The post-draft period was also affected. Though there was no cap on how many undrafted free agents a team could sign, none could be paid more than $20,000. In previous years, the maximum allowed was $125,000 (with exceptions for teams that had money remaining in their bonus pool).

Now, with the financial playing field leveled, teams are finding creative ways to lure players from the massive pool of undrafted free agents (the window to sign them opened on Sunday at 9 a.m. on the East Coast).

One particularly intriguing avenue they’ve explored is offering generous packages of money for college players. Such packages are allowed because they are not paid out in actual cash, but in agreements to be paid later.

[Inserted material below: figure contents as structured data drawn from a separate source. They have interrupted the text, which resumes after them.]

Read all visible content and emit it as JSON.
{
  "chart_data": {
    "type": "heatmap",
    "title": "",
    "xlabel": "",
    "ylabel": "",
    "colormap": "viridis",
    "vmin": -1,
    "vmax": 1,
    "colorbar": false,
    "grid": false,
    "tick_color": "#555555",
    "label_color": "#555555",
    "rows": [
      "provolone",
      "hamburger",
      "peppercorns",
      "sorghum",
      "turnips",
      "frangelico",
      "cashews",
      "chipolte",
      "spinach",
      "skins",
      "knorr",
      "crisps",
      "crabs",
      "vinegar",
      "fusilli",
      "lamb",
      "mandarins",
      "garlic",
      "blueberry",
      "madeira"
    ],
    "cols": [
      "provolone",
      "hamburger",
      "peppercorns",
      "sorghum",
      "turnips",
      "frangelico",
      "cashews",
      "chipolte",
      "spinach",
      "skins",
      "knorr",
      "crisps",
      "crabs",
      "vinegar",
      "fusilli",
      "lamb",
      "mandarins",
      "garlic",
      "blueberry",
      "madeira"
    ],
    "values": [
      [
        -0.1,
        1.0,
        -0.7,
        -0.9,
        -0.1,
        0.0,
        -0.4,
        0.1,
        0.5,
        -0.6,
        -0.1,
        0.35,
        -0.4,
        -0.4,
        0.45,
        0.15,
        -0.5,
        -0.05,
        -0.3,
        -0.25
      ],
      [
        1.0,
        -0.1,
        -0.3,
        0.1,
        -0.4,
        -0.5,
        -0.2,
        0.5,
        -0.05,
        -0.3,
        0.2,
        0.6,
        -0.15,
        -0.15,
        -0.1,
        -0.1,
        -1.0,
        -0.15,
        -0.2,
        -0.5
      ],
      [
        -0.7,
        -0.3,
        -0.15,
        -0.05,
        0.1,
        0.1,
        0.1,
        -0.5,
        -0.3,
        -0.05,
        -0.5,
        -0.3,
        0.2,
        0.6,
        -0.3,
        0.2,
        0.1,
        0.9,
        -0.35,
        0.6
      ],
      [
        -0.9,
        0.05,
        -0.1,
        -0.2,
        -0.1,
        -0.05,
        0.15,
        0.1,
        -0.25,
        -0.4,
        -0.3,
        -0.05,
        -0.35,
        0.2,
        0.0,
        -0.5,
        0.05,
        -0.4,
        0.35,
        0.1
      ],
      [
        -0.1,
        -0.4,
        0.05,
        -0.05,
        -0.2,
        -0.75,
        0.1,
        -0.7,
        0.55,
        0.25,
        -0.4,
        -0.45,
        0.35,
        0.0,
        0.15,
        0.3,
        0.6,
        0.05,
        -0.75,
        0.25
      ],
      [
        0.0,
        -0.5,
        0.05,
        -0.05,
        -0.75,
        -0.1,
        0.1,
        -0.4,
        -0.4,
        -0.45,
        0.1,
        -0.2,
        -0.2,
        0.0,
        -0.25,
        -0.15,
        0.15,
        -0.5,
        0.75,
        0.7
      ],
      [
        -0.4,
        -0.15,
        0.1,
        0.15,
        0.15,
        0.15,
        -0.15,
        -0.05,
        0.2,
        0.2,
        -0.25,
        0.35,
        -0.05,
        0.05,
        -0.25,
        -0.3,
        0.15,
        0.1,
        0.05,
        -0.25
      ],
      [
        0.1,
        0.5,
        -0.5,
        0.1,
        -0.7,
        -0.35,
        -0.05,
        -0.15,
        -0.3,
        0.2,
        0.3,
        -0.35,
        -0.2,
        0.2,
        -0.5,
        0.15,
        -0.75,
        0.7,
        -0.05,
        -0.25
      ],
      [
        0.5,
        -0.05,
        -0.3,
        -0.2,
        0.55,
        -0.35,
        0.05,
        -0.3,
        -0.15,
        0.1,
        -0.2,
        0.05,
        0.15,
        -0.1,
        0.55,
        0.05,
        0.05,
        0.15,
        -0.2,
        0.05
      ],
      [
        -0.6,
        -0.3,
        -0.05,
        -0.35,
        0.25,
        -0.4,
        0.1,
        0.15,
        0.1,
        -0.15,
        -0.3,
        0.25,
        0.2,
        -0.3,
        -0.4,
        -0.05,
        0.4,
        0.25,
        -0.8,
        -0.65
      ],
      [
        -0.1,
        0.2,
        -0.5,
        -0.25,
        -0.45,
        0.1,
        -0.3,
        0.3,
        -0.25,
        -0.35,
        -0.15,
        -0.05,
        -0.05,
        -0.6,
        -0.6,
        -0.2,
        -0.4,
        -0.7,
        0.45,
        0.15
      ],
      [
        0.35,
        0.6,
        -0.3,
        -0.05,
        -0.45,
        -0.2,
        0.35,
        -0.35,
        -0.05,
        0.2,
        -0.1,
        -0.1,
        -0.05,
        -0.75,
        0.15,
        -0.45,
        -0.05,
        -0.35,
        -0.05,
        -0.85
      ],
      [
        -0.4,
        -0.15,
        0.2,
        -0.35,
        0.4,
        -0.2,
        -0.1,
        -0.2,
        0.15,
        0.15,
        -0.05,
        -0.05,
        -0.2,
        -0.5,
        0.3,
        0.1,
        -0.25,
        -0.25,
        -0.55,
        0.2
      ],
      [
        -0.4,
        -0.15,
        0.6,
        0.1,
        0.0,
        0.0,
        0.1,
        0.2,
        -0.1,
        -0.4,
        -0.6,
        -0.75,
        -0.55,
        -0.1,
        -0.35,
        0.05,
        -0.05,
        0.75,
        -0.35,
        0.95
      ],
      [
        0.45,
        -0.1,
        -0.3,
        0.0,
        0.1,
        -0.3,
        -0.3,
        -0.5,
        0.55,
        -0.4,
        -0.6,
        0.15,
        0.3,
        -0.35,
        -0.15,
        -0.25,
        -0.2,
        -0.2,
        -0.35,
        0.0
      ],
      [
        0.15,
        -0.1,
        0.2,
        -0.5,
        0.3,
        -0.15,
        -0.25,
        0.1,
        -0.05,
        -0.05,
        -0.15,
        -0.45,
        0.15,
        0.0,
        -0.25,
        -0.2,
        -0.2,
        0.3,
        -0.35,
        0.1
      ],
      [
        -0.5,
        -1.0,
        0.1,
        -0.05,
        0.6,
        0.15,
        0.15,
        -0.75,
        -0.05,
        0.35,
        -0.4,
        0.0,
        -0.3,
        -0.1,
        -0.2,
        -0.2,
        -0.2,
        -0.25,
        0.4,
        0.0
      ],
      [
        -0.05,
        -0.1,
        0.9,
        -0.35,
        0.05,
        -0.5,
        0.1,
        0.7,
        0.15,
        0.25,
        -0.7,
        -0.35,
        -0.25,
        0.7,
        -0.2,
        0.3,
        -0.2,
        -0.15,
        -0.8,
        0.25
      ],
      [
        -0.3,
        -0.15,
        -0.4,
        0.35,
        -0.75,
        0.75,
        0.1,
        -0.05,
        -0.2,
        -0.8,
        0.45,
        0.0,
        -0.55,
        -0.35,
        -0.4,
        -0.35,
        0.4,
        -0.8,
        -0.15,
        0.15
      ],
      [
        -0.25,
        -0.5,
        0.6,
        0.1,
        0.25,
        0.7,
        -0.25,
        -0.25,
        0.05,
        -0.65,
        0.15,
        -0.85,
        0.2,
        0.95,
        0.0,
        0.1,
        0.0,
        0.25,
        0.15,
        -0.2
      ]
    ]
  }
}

For example, a team could offer a college junior to pay for the value of his senior year at school. If they wanted to go a step further, they could offer the equivalent value of two years at a high-end graduate school.

Once again, though, that number is only a value and not actual cash. So, if the player were a college junior signed out of, say, Tennessee, he could ask for a package that would pay him the value of his senior year at Vanderbilt (a more expensive scholarship elsewhere), and then two more years at graduate school somewhere else.

The key here is that the team isn’t paying the player directly, it pays value out to the school at a later date. 

And just because the player receives a package worth the equivalent of a year at a premier graduate school, it doesn’t mean he has to spend it that way.

So, if two years of tuition at grad school somewhere else costs less than what he received, the player can use some of that money for books and other expenses that college students typically incur. That money can go toward housing as well—even though living in an apartment off campus isn’t technically a college expense.

For the money to be usable in that case, a player can take as little as one online course. From there, he submits his lease to the team, which then reimburses him for the cost of housing.

So while the check these players are getting will only be for $20,000, the benefits of signing could be far greater.